I think people who claim “a vote for x is a vote for trump” are just trying to shame me into voting for their candidate using manipulation and falsehood. they usually don’t respond or give up that tack when i say “no, that’s not how it works”, so i don’t know what they actually mean because i never get to really dive into it. feel free to dive into it.
you wrote about spoiler effects using popular vote, but we’re talking about the electoral college, so that’s pretty moot. seems like its hard to blame candidates losing on the spoiler effect rather than the electoral college being fundamentally undemocratic.
spoiler
Local elections is where most of the current people in power got started. Anyone voting for third party in the presidential race missed the boat. was you replying to someone other than me so i never saw it.
We desperately need more real third-party participation in politics, but voting for third parties in presidential elections doesn’t make that happen—the US voting system isn’t a business that adapts its products to meet consumer demand. was a top level comment that i never saw or didn’t think was interesting if i did.
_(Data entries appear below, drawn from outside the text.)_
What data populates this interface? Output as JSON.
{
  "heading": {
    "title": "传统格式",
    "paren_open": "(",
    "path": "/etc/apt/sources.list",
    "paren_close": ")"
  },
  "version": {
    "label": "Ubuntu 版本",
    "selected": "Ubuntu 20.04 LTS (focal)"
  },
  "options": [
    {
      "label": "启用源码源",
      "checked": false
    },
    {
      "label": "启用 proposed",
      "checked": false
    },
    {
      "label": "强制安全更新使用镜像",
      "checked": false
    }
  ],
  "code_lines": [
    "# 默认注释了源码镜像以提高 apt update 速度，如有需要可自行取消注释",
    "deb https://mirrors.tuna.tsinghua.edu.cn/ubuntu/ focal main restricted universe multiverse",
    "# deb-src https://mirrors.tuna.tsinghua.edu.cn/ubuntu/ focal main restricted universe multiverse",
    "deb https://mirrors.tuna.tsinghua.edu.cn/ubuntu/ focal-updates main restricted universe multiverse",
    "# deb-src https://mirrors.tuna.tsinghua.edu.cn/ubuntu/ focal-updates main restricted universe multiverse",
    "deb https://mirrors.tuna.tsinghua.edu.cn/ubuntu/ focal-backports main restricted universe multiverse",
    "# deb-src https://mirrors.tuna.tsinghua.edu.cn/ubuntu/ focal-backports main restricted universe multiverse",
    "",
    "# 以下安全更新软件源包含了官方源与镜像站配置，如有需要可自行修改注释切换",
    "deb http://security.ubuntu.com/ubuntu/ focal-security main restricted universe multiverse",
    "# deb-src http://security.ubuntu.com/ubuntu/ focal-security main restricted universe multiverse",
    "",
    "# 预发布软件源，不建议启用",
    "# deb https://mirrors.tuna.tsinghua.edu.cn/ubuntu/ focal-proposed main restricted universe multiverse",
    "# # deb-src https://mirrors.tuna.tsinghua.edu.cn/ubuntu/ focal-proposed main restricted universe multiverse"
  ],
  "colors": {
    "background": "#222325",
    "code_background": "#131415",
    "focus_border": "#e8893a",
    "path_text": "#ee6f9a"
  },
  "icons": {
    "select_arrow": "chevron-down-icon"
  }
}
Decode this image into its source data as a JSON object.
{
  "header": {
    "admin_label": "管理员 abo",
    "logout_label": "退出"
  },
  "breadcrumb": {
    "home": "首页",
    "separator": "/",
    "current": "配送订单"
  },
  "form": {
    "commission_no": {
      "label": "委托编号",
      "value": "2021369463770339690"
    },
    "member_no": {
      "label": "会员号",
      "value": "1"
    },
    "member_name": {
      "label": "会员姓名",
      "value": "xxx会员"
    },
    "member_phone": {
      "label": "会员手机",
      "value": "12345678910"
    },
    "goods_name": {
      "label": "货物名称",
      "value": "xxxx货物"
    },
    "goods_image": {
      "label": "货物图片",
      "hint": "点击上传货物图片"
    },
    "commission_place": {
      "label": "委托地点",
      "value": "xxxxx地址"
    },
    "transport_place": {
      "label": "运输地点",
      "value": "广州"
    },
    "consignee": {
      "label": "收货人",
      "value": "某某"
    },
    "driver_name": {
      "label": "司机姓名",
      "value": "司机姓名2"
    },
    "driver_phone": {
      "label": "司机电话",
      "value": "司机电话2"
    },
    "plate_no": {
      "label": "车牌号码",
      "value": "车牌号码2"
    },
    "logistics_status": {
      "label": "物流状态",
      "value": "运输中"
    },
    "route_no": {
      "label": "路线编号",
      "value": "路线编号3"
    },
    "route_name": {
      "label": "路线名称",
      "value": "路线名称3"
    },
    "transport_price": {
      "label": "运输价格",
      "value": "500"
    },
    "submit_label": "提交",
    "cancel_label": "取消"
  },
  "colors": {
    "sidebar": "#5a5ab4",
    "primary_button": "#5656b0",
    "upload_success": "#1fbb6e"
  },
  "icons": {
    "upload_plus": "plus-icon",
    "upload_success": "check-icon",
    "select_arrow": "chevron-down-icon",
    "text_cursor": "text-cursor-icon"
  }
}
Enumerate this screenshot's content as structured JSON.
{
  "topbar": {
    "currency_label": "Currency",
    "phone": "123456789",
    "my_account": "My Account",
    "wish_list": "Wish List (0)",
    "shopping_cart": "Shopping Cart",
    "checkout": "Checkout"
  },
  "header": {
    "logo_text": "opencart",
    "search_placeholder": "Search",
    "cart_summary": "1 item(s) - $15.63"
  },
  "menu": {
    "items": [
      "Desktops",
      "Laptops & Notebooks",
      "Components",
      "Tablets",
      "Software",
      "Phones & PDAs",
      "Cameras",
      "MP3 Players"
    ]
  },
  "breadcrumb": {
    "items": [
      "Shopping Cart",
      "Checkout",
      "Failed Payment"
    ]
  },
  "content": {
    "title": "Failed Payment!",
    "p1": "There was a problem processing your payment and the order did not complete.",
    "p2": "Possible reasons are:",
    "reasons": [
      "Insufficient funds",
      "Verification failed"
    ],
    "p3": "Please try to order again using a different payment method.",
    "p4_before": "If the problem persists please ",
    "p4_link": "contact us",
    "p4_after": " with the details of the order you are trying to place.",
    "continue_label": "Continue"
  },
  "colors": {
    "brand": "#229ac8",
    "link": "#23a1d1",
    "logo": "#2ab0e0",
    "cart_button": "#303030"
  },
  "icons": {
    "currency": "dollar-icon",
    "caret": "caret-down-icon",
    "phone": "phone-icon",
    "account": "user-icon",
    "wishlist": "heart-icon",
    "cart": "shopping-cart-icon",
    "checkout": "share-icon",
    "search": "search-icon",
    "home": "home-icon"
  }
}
Here’s everything from “PSL and De La Cruz” all the way to the link about the '68 election. it’s split up in several responses in that comment chain, but i think that’s that whole section.
I did not ignore anything that user said. they ended up trying to claim that perot had no effect, which is a pretty bad place to paint oneself into.
This does not work in a FPTP system. Every vote you peel off the Democrats just enables the Republicans and sets reform back even farther. The only way telling people to vote 3rd party is helpful is if they were going to vote for the GOP. Peeling votes away from Democrats HURTS the chances of other parties to be viable in the future. was not a reply to me and i never saw it.
I think all the rest is a unique comment by you, but let me know if i missed something.